Baru beberapa menit Mello melibatkan diri dalam arena bermain milik Near, ia sudah kepanasan, pasalnya, ia sama sekali tidak bisa menyusun lego sepertihalnya Near yang sangat terampil itu.

Mello menatap garang anak lelaki yang merupakan saingan seumur hidupnya yang saat ini sedang membuat sebuah taman dengan lego hijaunya. Ingin sekali ia merusak bangunan-bangunan lego yang disusun si albino itu.

"Mello, kenapa lego-legomu masih berserakan, kau tidak bisa menyusunnya, yah?" tanya Matt saat ia memperhatikan lego-lego milik si penggila coklat itu masih belum membentuk apapun. Namun ia tidak menyadari, pertanyaannya barusan sudah berhasil menyulut api pada diri Mello.

Near dan Linda menoleh, Linda terkikik geli menyaksikan bahwa Mello tak bisa menyusun Lego. Sementara Near hanya menatap Mello seperti biasa—tanpa ekspresi.

"Kalau Mello tidak bisa menyusunnya, saya bisa membantu Mello," ucap Near seraya menatap Mello dengan tatapan yang sangat polos khas dirinya.

Matt terkikik pelan melihat perubahan wajah Mello yang saat ini berubah menjadi merah. Sedangkan Mello sendiri? Anak lelaki berambut pirang itu mengepalkan tangannya, ia benar-benar tidak terima atas penghinaan ini.

"Siapa yang tidak bisa, hah! Hanya lego begini, aku bisa membuat bangunan yang lebih tinggi dan lebih besar daripada milikmu itu!" teriak Mello. Tangan kanannya menunjuk-nunjuk Near yang masih asik duduk di lantai. Ia juga menyeringai sinis saat menatap Near.

"…" Near tidak merespon, anak berusia tujuh tahun itu kembali asik dengan mainannya, kali ini ia menyusun beberapa lego berwarna kuning kecoklatan.

"Ggggrrrhhh," Mello semakin mengepalkan tangannya saat si pucat yang gila puzzle dan benda-benda semacamnya itu tak merespon ucapan penuh penekanannya.

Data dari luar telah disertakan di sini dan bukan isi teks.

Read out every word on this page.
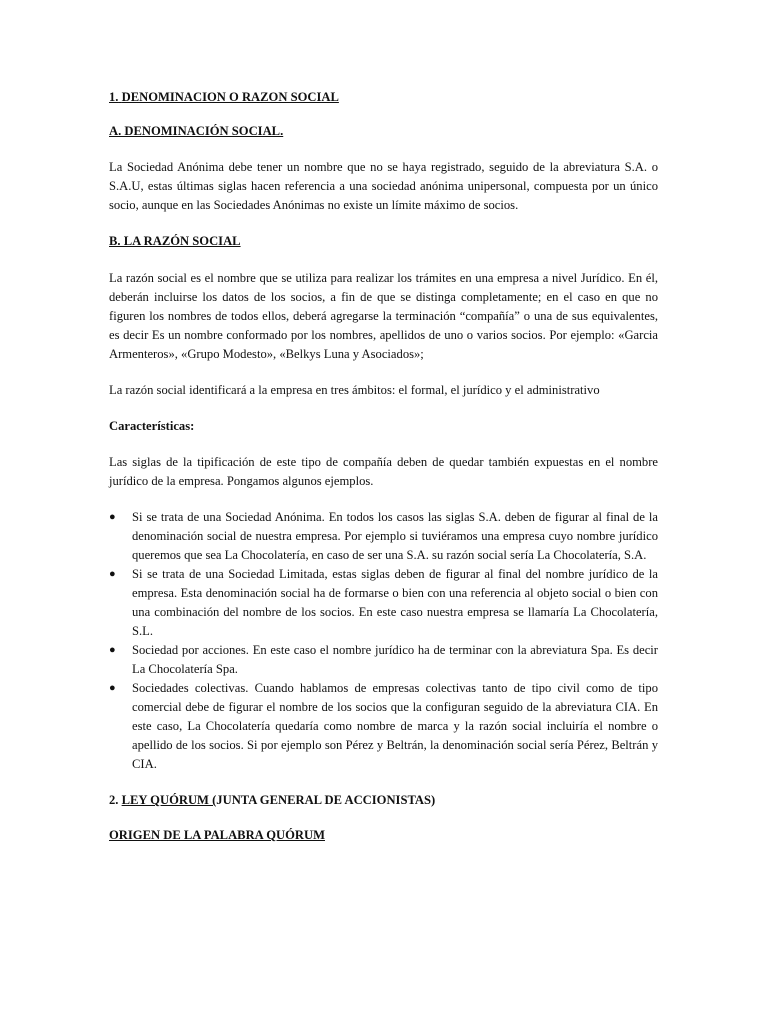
1. DENOMINACION O RAZON SOCIAL

A. DENOMINACIÓN SOCIAL.

La Sociedad Anónima debe tener un nombre que no se haya registrado, seguido de la abreviatura S.A. o S.A.U, estas últimas siglas hacen referencia a una sociedad anónima unipersonal, compuesta por un único socio, aunque en las Sociedades Anónimas no existe un límite máximo de socios.

B. LA RAZÓN SOCIAL

La razón social es el nombre que se utiliza para realizar los trámites en una empresa a nivel Jurídico. En él, deberán incluirse los datos de los socios, a fin de que se distinga completamente; en el caso en que no figuren los nombres de todos ellos, deberá agregarse la terminación “compañía” o una de sus equivalentes, es decir Es un nombre conformado por los nombres, apellidos de uno o varios socios. Por ejemplo: «Garcia Armenteros», «Grupo Modesto», «Belkys Luna y Asociados»;

La razón social identificará a la empresa en tres ámbitos: el formal, el jurídico y el administrativo

Características:

Las siglas de la tipificación de este tipo de compañía deben de quedar también expuestas en el nombre jurídico de la empresa. Pongamos algunos ejemplos.

● Si se trata de una Sociedad Anónima. En todos los casos las siglas S.A. deben de figurar al final de la denominación social de nuestra empresa. Por ejemplo si tuviéramos una empresa cuyo nombre jurídico queremos que sea La Chocolatería, en caso de ser una S.A. su razón social sería La Chocolatería, S.A.
● Si se trata de una Sociedad Limitada, estas siglas deben de figurar al final del nombre jurídico de la empresa. Esta denominación social ha de formarse o bien con una referencia al objeto social o bien con una combinación del nombre de los socios. En este caso nuestra empresa se llamaría La Chocolatería, S.L.
● Sociedad por acciones. En este caso el nombre jurídico ha de terminar con la abreviatura Spa. Es decir La Chocolatería Spa.
● Sociedades colectivas. Cuando hablamos de empresas colectivas tanto de tipo civil como de tipo comercial debe de figurar el nombre de los socios que la configuran seguido de la abreviatura CIA. En este caso, La Chocolatería quedaría como nombre de marca y la razón social incluiría el nombre o apellido de los socios. Si por ejemplo son Pérez y Beltrán, la denominación social sería Pérez, Beltrán y CIA.

2. LEY QUÓRUM (JUNTA GENERAL DE ACCIONISTAS)

ORIGEN DE LA PALABRA QUÓRUM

Kali ini, tatapan membunuh khas dirinya beralih, menatap dua anak yang berusia satu tahun di bawahnya yang saat ini malah sedang asik membangun entah-apa-itu dengan lego milik Near.

"Matt! Serahkan lego-legomu padaku!" gerakan tangan Matt yang akan menyusun lego berwarna biru itu mendadak terhenti saat mendengar teriakan super dari sahabatnya yang terkenal tsundere nan labil itu.

Anak lelaki bernama lengkap Mail Jeevas itu sekilas melirik gadis di sampingnya yang sepertinya sama kagetnya dengan dirinya, pasalnya, Linda pun menghentikan aktifitasnya.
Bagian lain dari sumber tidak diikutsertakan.